Open Letter
A Letter to The Sutro Society
Ladies & Gentlemen,
I wanted to write to you to state my intentions for the Sutro Society. We have come together to discuss why Sutro Baths was never rebuilt.
The principles I want to communicate are:
- The beauty of building physical things for your own community.
- Investing in spaces for people to gather can change the future.
- Shaping physical space changes your relationship with reality.
On the first principle, I believe Adolf Sutro embodied this. He made his wealth by building the best tunnels for the miners of California.
He accumulated enormous tracts of land in San Francisco and began building. He created Cliff House, Sutro Heights Park, the railroad on the north side of the city, and, of course, Sutro Baths.
What I love about the way Adolf lived is that he constantly reinvested. Every time he had spare capital, he expanded his businesses & his community investments aggressively. The sheer force of will required to create an ethereal glass bathhouse in a saltwater-ridden pit is hard to fathom.

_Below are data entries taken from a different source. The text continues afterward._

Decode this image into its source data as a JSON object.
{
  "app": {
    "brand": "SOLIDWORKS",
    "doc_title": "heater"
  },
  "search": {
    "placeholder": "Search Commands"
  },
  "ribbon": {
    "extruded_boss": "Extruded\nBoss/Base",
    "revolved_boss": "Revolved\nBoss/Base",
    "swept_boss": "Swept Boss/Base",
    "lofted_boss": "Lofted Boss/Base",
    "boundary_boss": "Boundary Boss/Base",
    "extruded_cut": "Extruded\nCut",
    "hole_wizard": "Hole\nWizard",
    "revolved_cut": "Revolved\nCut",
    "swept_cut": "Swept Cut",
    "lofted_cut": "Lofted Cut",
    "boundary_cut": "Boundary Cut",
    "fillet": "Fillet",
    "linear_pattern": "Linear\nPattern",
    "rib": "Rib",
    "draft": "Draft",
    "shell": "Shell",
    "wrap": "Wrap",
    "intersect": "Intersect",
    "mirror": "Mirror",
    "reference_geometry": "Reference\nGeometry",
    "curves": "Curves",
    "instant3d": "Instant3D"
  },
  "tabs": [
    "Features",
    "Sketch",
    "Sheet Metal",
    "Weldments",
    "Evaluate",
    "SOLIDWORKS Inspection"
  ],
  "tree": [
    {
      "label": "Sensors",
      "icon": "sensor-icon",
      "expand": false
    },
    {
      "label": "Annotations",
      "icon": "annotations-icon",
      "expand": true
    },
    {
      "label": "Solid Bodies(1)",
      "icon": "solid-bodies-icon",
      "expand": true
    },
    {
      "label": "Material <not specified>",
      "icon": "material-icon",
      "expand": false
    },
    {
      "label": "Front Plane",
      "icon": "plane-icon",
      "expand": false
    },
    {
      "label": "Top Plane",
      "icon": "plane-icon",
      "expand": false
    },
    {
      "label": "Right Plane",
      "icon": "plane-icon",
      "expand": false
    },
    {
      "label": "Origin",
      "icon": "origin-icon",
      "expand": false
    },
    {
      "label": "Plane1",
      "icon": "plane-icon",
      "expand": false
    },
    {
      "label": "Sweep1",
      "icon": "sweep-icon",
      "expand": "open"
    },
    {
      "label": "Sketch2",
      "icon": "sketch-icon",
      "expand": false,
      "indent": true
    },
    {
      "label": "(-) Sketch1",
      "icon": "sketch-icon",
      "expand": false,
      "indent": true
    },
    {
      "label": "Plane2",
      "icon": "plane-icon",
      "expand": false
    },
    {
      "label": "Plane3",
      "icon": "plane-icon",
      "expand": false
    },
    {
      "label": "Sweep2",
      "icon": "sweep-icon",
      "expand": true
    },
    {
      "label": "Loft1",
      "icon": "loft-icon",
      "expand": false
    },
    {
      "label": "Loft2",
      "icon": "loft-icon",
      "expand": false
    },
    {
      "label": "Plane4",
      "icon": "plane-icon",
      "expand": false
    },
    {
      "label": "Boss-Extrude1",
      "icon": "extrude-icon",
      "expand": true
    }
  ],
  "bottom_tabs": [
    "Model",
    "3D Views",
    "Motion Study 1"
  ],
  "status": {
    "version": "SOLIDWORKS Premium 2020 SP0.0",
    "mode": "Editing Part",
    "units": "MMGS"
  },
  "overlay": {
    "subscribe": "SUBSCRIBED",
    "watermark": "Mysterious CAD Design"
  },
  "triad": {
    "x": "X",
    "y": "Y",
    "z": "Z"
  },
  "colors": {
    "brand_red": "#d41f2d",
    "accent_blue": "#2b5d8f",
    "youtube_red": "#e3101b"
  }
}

The other important aspect of his life that is worth consideration: spending money where you live is moral. As technologists drive home prices to eye-watering levels, local San Franciscans are left out in the cold loathing our success. I think Adolf realised this. He knew that wealth was a responsibility & shared it directly with his own community.
He reinvested in the place that gave him everything.
That is what I would like to propose to the Sutro Society.
If you have more than you will ever need, what do you do with the surplus? My pitch: build something beautiful in San Francisco.
Start small, learn how it works, partner with others, then build something of your own. Use that capital to improve our city.
On the second principle: Investing in spaces for people to gather can change the future.
Where can you get away from a screen & see a man eye-to-eye? For me, that is inside a sauna & on the mat in martial arts studios. You cannot bring a phone into a proper sauna and you cannot wear them while fighting. You must engage with another person fully.
Spaces where we can escape our phones are sacred. Discussions had in a bathhouse are magical. They are elevated by the contrast of the hot & the cold. I have had many ideas while submerged in a frigid cold plunge. Priorities have been re-shaped in the furnace of a good sauna.
Giving people a physical state change is what can nudge them towards a mental shift. Just take them to a lake so you can both jump in together. It always helps. In cities, people rarely have access to tranquil natural experiences. So we must craft man-made environments to give people access.
I believe these spaces can change how people think which, in turn, can change how the future unfolds.
On the third principle: Shaping physical space changes your relationship with reality.
We stop playing with Lego. We put down the hammer & saw. We do not build fires. It is atrophying our understanding of ourselves.
When you whittle your own spear, build your own hut, put together your own robot, or renovate a room in your home, you make it yours.
A lot of the people I meet in technology are disembodied from reality. The last physical thing they built was a simple set of drawers from Ikea. Re-engaging with making things with one's hands is an incredible experience.
I would encourage all the members of the Sutro Society to try making something they want. A simple object, tool or item they will love. It will change you.
^*^
In summary, I hope that the Sutro Society will encourage the community of people in digital technology to spend more time in physical reality. We should invest our capital in teams who can make things happen in the real world. Do not just send money, spend time. Go make things yourself. The world is moulded by people who do this: you can do it too.